The Islamization Program—the pressure by the JHEOA on the Orang Asli to convert to Islam—pervades the work of the agency. As an outgrowth of the government’s master plan to convert all Orang Asli, promulgated in the early 1980s, the JHEOA has consciously rewarded them for becoming Muslims by providing material improvements to people who convert, such as better health facilities, education programs, housing, and opportunities for earning wages. This program was kept quiet by the government until the early 1990s, since the Malaysian Constitution restricts religious proselytizing, but the government has decided, apparently, that the political advantages to be gained from openness about their Islamization program outweigh the potential ethical and legal problems.

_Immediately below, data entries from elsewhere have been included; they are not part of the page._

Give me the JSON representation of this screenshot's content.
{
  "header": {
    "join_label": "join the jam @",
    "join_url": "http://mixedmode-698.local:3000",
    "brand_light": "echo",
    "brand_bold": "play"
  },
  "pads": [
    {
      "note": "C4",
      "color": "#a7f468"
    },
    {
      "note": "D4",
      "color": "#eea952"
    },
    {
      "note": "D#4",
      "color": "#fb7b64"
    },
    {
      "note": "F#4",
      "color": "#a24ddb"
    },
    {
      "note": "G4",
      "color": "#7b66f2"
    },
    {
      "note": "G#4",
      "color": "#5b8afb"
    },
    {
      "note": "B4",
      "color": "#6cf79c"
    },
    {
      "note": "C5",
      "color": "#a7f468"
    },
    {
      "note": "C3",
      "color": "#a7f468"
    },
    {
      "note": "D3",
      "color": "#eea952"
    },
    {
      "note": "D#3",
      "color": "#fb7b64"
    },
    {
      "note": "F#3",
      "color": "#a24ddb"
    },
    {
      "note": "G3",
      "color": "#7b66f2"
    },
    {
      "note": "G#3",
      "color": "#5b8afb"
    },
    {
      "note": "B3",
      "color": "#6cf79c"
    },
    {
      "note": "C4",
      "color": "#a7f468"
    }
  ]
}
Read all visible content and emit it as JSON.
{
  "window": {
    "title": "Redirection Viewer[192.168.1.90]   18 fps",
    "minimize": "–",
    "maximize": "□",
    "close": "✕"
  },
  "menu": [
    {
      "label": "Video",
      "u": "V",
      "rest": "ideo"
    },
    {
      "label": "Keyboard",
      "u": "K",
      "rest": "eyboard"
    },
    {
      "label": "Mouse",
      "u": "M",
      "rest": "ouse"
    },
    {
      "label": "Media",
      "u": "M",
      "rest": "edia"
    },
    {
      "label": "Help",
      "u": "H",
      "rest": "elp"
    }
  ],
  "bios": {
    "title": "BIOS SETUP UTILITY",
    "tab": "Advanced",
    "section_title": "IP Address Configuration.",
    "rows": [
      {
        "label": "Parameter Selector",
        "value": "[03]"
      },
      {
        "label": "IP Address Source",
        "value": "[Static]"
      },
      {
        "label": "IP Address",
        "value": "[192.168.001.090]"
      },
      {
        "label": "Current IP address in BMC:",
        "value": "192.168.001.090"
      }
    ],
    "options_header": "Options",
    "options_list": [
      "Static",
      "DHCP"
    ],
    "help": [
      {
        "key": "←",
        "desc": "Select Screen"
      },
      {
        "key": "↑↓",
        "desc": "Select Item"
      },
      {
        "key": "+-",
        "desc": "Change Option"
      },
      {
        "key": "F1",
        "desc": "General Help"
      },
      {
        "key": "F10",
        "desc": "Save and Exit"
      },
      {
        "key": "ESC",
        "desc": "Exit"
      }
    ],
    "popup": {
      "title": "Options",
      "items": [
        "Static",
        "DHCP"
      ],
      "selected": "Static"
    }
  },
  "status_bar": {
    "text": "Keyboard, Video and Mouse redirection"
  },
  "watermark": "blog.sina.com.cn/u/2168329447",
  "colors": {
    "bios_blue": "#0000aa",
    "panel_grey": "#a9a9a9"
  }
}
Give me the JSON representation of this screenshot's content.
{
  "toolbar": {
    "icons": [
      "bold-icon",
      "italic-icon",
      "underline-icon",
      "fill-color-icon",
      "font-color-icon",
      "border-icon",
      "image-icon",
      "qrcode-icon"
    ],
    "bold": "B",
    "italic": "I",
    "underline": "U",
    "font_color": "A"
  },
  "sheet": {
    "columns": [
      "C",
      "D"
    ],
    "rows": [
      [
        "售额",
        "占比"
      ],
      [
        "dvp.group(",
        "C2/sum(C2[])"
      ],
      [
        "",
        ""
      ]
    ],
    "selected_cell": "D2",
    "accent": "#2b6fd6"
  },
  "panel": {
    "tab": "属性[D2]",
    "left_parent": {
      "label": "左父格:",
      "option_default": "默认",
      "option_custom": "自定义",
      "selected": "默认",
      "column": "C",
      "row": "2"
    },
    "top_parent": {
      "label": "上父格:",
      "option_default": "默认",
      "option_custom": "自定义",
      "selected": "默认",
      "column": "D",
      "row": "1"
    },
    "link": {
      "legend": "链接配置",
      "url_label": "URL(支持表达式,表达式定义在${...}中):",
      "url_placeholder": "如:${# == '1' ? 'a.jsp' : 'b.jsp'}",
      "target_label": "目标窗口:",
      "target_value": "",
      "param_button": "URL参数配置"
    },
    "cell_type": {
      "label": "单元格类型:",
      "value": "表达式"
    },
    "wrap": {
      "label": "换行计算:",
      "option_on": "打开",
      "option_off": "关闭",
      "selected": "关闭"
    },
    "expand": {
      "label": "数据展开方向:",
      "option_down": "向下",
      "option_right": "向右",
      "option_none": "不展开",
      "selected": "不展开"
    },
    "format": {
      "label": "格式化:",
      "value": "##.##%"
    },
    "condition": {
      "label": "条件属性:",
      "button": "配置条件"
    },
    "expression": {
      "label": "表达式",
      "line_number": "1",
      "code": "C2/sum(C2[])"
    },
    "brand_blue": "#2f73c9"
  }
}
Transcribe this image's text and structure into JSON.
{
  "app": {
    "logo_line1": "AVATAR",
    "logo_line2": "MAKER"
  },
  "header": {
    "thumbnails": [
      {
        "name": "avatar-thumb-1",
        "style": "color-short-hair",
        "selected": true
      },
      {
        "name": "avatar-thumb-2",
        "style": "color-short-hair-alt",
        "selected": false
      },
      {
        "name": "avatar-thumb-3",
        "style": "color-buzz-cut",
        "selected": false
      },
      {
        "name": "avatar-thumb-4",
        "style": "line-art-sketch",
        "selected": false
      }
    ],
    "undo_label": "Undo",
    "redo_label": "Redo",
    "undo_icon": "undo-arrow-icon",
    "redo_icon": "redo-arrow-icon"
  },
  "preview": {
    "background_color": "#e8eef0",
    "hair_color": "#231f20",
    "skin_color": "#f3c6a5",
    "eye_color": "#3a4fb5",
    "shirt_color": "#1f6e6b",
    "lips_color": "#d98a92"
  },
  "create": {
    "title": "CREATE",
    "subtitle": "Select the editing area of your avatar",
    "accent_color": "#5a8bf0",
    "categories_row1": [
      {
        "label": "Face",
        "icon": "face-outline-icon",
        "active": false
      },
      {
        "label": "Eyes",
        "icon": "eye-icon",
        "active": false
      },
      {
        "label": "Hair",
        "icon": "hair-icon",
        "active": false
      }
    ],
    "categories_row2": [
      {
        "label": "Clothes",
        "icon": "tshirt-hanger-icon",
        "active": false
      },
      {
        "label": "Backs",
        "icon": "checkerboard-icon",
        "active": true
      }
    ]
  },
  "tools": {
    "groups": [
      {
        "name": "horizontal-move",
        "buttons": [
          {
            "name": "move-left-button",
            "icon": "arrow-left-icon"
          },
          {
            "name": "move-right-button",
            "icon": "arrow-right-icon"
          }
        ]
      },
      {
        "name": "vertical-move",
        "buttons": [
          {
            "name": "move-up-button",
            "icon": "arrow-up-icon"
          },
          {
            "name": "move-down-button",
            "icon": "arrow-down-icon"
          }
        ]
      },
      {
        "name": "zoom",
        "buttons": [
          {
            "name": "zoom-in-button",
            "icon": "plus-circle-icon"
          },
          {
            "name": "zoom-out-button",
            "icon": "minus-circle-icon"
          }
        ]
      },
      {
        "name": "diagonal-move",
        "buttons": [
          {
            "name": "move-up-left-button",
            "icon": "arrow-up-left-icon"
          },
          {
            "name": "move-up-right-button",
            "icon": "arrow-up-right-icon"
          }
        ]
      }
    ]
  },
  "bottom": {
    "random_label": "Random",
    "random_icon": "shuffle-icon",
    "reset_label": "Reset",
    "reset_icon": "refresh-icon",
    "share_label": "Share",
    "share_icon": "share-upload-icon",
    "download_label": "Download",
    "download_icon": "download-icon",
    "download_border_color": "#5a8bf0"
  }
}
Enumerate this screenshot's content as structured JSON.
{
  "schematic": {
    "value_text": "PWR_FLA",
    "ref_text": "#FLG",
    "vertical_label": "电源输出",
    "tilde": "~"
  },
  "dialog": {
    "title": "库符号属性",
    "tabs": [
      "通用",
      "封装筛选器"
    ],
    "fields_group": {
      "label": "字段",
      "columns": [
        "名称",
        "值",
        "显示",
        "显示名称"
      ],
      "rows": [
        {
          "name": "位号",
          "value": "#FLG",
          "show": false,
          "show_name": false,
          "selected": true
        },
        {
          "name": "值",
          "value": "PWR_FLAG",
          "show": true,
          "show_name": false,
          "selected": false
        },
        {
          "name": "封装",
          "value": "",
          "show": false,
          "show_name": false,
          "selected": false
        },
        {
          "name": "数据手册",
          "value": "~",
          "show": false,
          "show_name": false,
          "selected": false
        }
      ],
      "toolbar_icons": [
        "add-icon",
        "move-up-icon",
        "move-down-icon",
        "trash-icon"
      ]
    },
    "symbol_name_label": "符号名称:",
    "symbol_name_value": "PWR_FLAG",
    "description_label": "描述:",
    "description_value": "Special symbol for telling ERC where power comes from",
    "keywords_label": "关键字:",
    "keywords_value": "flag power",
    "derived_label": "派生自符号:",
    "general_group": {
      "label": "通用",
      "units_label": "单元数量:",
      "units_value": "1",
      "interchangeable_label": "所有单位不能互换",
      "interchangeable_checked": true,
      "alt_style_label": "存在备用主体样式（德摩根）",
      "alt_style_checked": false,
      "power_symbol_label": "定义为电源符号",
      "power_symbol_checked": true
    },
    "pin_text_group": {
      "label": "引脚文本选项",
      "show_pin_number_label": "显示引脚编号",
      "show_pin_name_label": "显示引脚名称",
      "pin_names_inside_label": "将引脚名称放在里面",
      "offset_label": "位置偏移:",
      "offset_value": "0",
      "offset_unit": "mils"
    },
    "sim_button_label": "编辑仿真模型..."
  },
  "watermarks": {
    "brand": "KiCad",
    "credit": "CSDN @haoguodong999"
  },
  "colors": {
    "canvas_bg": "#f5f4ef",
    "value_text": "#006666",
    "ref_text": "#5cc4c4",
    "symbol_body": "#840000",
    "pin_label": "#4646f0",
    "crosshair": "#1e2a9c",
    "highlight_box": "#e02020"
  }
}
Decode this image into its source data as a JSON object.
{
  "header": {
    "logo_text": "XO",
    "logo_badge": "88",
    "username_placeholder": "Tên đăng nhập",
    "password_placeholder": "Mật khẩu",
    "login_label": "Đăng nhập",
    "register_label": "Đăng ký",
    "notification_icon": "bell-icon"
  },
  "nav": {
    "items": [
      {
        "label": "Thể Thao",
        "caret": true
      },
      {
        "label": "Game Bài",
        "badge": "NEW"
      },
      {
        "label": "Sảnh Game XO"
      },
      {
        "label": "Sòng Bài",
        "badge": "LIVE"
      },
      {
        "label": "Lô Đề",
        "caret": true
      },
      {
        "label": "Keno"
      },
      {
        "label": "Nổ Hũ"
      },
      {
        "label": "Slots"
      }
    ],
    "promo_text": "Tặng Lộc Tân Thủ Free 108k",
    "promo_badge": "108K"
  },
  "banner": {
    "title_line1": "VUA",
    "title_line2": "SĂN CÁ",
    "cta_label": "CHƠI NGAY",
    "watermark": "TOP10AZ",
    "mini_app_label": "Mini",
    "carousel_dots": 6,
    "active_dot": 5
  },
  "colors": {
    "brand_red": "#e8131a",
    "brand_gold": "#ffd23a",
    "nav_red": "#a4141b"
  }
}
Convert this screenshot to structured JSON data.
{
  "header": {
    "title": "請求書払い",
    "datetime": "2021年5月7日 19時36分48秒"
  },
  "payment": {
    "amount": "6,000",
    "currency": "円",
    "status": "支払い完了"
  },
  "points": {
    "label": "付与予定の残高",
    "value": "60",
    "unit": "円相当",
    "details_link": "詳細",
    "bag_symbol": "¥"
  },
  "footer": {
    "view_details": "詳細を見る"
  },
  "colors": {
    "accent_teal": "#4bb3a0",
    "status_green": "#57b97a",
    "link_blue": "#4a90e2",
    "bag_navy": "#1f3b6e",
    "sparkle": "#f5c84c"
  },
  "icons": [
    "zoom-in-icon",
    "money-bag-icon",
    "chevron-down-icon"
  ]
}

The Islamization Program has been strikingly unsuccessful. Despite government funding for Muslim chapels and religious officers in Orang Asli communities, the conversion rate has been quite modest. The Malay Muslim missionaries seldom conceal their dislike for living among the Orang Asli, who, for the most part, make it clear that they do not want to become Malays. The Orang Asli resist conversion due, in part, to the ritual restrictions of the Malay Muslims that would limit their consumption of a lot of hunted, gathered, and harvested foods that they really cherish eating. In addition, the Orang Asli are opposed to the circumcision requirement of Islam.
However, the Orang Asli opposition to Islam goes beyond problems with Islamic rituals. They also cherish their own traditional beliefs. As one Batek man commented, “We can’t just forget our superhuman beings.”
Endicott, Kirk and Robert Knox Dentan. 2004. “Into the Mainstream or Into the Backwater? Malaysian Assimilation of Orang Asli.” In Civilizing the Margins: Southeast Asian Government Policies for the Development of Minorities, Edited by Christopher R. Duncan, p.24-55. Ithaca, NY: Cornell University Press.